Obama's visit is meant to draw attention to a proposal highlighted in his State of the Union address last week: funneling $30 billion to local banks so they can lend small businesses money they need to grow their enterprises and create jobs.

The trip comes two weeks after Democrats suffered the stunning loss of a Senate seat in neighboring Massachusetts, and the president is working to shore up his party's standing heading into the November midterm elections to avoid heavy losses in the House and the Senate, both of which are under Democratic control.

In New Hampshire, Obama is touring a business that makes energy-efficient light bulbs and was set to hold his second town hall in six days, a format that allows him to show engagement with the public and counter a sense of ''remoteness,'' as he has put it, that people have had with his policy agenda.

''Jobs will be our No. 1 focus in 2010,'' he said in excerpts of his prepared remarks, which the White House released early. ''And we're going to start where most new jobs do -- with small businesses. These are companies that begin in basements and garages when an entrepreneur takes a chance on his dream, or a worker decides it's time she became her own boss.''

The $30 billion in loan financing would come from money repaid by big banks that got help from the $700 billion Troubled Asset Relief Program, the vastly unpopular bailout for those on Wall Street whose actions led to the economic downturn.
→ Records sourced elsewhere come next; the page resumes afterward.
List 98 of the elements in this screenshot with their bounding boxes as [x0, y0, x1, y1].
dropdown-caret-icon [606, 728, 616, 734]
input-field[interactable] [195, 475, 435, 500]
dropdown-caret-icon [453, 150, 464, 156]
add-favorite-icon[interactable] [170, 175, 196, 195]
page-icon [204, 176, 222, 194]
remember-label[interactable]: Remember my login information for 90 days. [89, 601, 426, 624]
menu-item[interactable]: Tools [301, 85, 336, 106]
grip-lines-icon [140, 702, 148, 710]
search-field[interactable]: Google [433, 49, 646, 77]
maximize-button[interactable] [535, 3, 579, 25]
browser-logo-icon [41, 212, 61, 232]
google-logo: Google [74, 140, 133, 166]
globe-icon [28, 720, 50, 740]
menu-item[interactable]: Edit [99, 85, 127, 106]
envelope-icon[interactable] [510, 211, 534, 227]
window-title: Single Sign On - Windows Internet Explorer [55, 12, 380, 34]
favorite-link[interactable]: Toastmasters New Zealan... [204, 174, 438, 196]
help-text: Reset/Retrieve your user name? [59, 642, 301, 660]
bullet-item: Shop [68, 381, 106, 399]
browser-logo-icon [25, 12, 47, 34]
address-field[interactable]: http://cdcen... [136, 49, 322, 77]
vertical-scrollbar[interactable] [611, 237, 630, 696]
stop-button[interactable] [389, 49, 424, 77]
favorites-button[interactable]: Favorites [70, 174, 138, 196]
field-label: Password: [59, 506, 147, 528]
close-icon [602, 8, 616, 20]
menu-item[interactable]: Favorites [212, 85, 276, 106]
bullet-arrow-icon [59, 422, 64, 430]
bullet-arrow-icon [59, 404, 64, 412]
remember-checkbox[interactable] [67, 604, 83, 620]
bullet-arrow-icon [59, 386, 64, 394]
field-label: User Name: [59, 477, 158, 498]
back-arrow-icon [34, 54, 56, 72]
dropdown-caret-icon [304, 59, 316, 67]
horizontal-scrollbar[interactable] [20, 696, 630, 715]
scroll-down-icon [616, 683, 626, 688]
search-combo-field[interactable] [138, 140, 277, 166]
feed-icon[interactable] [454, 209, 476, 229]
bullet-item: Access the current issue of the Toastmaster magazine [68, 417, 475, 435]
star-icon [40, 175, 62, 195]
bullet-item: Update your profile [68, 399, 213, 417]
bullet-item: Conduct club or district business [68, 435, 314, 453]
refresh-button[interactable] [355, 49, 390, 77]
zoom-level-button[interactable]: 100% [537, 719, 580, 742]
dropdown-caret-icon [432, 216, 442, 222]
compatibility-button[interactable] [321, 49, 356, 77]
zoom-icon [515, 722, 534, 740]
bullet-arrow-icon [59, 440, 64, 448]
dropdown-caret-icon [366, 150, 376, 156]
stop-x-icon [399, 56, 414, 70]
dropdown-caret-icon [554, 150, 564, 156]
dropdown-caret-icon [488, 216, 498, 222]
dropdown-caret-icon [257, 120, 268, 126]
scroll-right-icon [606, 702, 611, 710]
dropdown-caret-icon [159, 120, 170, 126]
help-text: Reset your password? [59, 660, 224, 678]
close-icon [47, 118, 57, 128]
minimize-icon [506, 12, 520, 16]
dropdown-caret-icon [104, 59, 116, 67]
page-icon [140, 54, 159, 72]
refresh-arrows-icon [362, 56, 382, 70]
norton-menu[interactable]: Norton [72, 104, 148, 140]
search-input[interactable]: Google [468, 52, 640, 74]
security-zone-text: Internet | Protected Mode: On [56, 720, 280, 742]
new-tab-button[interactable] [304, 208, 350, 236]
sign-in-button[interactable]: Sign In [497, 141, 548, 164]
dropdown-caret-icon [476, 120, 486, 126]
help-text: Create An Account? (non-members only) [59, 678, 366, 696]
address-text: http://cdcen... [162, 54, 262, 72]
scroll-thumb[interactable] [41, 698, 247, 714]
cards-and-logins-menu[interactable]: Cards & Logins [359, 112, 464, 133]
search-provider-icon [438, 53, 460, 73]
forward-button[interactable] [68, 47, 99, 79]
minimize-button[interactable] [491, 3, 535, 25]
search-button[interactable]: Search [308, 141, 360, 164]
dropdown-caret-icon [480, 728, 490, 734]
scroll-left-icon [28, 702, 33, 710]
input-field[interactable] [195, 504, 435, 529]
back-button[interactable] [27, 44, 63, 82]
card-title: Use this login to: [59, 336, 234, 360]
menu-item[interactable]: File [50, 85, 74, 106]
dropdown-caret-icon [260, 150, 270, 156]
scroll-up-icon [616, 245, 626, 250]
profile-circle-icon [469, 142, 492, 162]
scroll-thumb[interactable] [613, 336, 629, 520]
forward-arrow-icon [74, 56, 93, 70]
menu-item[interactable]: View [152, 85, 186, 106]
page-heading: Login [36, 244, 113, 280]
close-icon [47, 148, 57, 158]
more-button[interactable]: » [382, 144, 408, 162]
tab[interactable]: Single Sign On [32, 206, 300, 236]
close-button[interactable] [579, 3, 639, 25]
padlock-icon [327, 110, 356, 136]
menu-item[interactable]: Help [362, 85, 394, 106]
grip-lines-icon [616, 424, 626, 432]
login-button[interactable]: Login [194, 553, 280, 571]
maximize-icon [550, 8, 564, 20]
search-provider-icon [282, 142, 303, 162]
That $30 billion would be used to create the Small Business Lending Fund, separate and distinct from TARP.

''When you look at what's causing the problem, the problem is that small community banks might lack capital and how are we going to get them to send money out to small businesses,'' Small Business Administration chief Karen Mills told reporters traveling with Obama aboard Air Force One.

The fund would be open to banks with assets of $10 billion or less. About 8,000 such small and community banks would be eligible.

Banks that increase lending to small businesses would see reductions for up to five years in the dividend tax rate they owe the government.

Obama was calling on Congress to pass legislation creating the new fund, one of several ideas he has promoted recently to help small businesses. He has called for tax credits for those small businesses that hire new workers or raise wages, and for eliminating all capital gains taxes on small-business investment. He also has proposed tax incentives for all businesses to invest in new plants and equipment.

Sen. Judd Gregg of New Hampshire, the senior Republican on the Senate Budget Committee, denounced the attempt to use money from the bailout program. He said it was a stunt so Obama could kick off in the Granite State his campaign for the $3.8 trillion budget he sent Congress on Monday.